Nvidia has teamed up with ServiceNow and Hugging Face to introduce a new family of open-access large language models (LLMs) for code generation.
The StarCoder2 platform was developed by the BigCode community with performance, transparency and cost-effectiveness in mind.
The wide scope of StarCoder2 is based on the formation of 619 programming languages. The AI code generator comes in three versions: 3 billion, 7 billion and 15 billion parameters.
StarCoder2 brings code generation to everyone
According to the announcement, the smaller variants were created to provide solid performance while managing computing costs. The smaller model was built alongside ServiceNow and promises to match the performance of the original StarCoder's 15 billion parameter option, while the mid-spec option receives Hugging Face support.
StarCoder2's 15 billion parameter option was trained on Nvidia's accelerated infrastructure.
The considerable improvements mean that while the Nvidia-accelerated option can unlock greater performance, even the most basic variant is a considerable step up from previous generations and requires less sophisticated infrastructure.

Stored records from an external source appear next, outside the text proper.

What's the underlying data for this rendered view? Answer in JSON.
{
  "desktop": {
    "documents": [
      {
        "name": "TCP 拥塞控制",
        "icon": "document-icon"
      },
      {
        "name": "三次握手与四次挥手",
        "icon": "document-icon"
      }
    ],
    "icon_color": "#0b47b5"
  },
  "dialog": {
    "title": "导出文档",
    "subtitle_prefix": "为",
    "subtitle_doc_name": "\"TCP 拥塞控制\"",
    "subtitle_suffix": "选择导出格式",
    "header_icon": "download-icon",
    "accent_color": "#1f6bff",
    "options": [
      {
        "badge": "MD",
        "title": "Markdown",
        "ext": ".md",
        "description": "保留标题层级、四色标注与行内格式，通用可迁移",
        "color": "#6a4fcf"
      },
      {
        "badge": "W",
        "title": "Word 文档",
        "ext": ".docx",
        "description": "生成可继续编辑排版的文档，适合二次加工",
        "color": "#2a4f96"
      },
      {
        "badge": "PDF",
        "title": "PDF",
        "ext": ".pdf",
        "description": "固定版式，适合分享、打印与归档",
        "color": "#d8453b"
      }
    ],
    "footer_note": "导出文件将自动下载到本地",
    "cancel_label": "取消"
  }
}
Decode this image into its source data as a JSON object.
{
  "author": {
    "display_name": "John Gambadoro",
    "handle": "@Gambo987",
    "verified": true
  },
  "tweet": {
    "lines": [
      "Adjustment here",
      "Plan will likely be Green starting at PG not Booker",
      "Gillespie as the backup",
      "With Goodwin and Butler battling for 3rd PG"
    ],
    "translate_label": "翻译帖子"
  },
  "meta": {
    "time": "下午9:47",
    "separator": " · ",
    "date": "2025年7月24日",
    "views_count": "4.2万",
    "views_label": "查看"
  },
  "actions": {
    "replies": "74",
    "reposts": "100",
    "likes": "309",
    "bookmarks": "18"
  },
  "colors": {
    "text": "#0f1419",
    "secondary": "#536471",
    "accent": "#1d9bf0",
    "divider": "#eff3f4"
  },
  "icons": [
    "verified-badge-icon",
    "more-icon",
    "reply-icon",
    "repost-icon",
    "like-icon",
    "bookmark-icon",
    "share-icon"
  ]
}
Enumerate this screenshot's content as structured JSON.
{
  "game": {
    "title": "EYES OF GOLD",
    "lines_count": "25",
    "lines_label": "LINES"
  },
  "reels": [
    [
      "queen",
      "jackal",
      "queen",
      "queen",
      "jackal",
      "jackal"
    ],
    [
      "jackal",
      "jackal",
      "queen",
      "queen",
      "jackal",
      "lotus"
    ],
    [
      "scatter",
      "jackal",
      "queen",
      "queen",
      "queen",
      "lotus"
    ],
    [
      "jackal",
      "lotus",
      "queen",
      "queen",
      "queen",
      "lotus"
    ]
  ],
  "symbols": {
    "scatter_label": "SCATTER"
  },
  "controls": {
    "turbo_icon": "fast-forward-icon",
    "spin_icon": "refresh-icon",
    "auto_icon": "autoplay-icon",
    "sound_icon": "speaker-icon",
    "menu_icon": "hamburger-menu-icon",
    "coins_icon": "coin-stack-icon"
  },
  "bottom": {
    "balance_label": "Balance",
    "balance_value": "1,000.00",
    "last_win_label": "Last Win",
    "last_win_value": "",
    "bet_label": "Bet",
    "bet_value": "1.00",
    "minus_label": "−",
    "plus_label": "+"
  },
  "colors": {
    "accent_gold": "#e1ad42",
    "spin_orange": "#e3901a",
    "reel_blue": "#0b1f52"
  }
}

Jonathan Cohen, vice president of Applied Research at Nvidia. “Nvidia's collaboration with ServiceNow and Hugging Face introduces safe, responsibly developed models, and supports broader access to responsible generative AI that we hope will benefit the global community.”
Additionally, StarCoder2 uses a new code dataset called The Stack v2, which incorporates new training techniques for understanding low-resource programming languages, mathematics, and program source code discussions.
In addition to performance and efficiency improvements, organizations insist that StarCoder2 adhere to ethical AI practices, such as using data responsibly licensed from the Software Heritage digital commons. Developers can also choose not to use their data for training.